State of the art report for Co-creation Approaches and Practices – with a special focus on the Sustainable Heating Transition

Executive summary

“If you want to go fast, go alone. If you want to go far, go together.” (African proverb)

The transition to sustainable heating systems (e.g. district heating systems, heat pumps, solar thermal systems, in combination with thermal insulation) is an essential element of an effective response to climate change. But it requires more than technological innovation alone. It entails a system-wide transition that covers both technical and social components, and addresses the supply, distribution, and demand sides of local energy systems.  Heating is a fundamental aspect of the human need for shelter in our climates, and therefore a significant social, cultural, economic, and psychological phenomenon as much as technological.  Heating reaches far into people’s homes and private lives, not just workplaces or leisure contexts,
involving everyday habits and negotiations between building occupants and family members. Heat is a cultural service that cannot only be seen through the lens of economic efficiencies and return on investments. Providing heat is a key aspect of social life (e.g. entertaining guests) and seasonal cultural practices (e.g. wintertime cosiness).

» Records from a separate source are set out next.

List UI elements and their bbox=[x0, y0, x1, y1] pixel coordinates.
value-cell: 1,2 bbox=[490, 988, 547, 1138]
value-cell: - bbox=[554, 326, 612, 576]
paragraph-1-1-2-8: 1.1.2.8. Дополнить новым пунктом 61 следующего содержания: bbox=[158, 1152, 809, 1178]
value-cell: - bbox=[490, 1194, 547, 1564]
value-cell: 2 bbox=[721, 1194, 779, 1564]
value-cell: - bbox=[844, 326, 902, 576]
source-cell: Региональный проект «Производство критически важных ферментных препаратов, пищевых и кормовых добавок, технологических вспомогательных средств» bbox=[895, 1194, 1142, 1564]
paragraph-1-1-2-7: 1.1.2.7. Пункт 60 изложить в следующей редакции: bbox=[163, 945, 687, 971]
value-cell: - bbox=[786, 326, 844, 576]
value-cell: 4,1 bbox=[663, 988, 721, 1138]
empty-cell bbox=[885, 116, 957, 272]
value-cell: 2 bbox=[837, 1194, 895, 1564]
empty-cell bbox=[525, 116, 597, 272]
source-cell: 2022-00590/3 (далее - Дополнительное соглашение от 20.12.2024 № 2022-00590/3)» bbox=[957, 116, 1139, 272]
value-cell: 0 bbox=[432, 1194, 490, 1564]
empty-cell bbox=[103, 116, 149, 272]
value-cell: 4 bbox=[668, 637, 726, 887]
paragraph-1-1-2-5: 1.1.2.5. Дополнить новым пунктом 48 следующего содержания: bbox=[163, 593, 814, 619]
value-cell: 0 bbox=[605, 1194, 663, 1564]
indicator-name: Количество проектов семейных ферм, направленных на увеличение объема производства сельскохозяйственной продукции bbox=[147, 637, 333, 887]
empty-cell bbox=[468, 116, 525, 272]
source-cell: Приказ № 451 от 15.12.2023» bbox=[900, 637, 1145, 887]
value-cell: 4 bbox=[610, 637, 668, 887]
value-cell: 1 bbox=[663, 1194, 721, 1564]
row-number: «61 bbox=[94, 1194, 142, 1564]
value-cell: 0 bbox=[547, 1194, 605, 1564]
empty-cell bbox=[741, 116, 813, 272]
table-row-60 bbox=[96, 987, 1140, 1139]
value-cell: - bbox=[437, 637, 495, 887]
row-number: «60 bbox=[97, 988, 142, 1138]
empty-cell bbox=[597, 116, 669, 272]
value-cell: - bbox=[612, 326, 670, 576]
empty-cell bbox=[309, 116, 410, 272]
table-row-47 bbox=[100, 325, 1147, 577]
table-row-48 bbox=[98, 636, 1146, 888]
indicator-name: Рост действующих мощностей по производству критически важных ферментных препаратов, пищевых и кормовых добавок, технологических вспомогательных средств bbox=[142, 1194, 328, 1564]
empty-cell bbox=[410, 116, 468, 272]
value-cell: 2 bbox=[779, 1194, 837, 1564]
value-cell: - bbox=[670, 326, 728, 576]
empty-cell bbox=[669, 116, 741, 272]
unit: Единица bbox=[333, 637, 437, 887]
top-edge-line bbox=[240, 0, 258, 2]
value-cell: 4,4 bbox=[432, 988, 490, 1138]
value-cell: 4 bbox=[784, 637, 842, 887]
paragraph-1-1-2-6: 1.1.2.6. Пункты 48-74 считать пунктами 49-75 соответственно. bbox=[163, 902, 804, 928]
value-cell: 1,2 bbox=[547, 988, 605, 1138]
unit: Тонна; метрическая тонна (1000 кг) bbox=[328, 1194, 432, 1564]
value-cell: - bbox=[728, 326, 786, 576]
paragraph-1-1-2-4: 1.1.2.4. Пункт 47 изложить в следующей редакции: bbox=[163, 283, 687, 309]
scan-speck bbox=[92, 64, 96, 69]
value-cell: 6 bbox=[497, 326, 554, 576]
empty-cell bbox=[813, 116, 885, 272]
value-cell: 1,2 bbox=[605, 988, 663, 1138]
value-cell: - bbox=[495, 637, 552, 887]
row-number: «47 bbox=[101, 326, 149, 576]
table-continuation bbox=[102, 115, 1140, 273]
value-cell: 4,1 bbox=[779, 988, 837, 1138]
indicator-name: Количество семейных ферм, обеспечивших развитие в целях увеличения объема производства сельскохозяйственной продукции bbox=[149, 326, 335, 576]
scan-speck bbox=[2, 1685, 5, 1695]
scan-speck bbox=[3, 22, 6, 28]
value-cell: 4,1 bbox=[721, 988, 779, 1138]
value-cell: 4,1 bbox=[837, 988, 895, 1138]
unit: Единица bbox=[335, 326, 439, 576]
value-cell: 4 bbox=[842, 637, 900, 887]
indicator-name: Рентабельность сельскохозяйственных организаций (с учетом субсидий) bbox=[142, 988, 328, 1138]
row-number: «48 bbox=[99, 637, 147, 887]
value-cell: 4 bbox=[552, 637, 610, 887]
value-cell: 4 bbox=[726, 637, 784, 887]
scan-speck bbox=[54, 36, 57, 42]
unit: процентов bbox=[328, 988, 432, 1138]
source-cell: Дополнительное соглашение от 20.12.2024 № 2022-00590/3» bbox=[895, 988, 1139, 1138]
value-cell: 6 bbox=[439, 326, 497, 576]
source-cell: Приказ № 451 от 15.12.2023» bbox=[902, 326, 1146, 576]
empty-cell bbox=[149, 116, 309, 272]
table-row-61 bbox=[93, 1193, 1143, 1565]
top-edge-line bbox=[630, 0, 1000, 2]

In the transition to sustainable heating, homeowners and local communities therefore form essential parts of the system. Their contribution to this transition by deciding to adopt sustainable heating technology for their homes and buildings is key to making it happen and co-creation provides spaces for citizens to share what heating means to them and for stakeholders to build these insights into their programmes for change.
However, residents and home/building owners are generally considered hard to reach and persuade to make investments, and to let go of currently unsustainable heating systems and adopt those that are more sustainable.  This matter is challenging for a myriad of reasons and cost is but one of them.  Despite the urgency to lower carbon emissions there is currently a limited market demand for sustainable heating solutions, particularly among building/homeowners in (existing) dense urban areas. Given the urgency of climate change and pressing socioeconomic issues there is a need to develop, implement and test incentives that target home/building owners to make investments. One promising solution is co-creation with citizens and local stakeholders.

This report clarifies the different meanings for key terms used in co-creation by taking stock of the growing vocabulary used in different approaches to public participation: by defining and comparing different terms and how they have been used. The report describes the challenges, as well as the benefits, of co-creation as well as the importance of managing expectations, power relationships, and sharing responsibility.

Co-creation is an intervention which actively involves citizens and stakeholders in making decisions about issues that affect them. The benefits of co-creation, when done well, include helping to deliver sustainable heating solutions in a timely and efficient way, increasing a sense of empowerment and citizenship as well as contributing to building trust between stakeholders and urban communities.  Through the process citizens and stakeholders share power and responsibility with a view to improving the social legitimacy of decision-making. This means working together in equal, reciprocal and caring relationships to create a more holistic understanding of context and exploring shared responsibilities for energy transitions.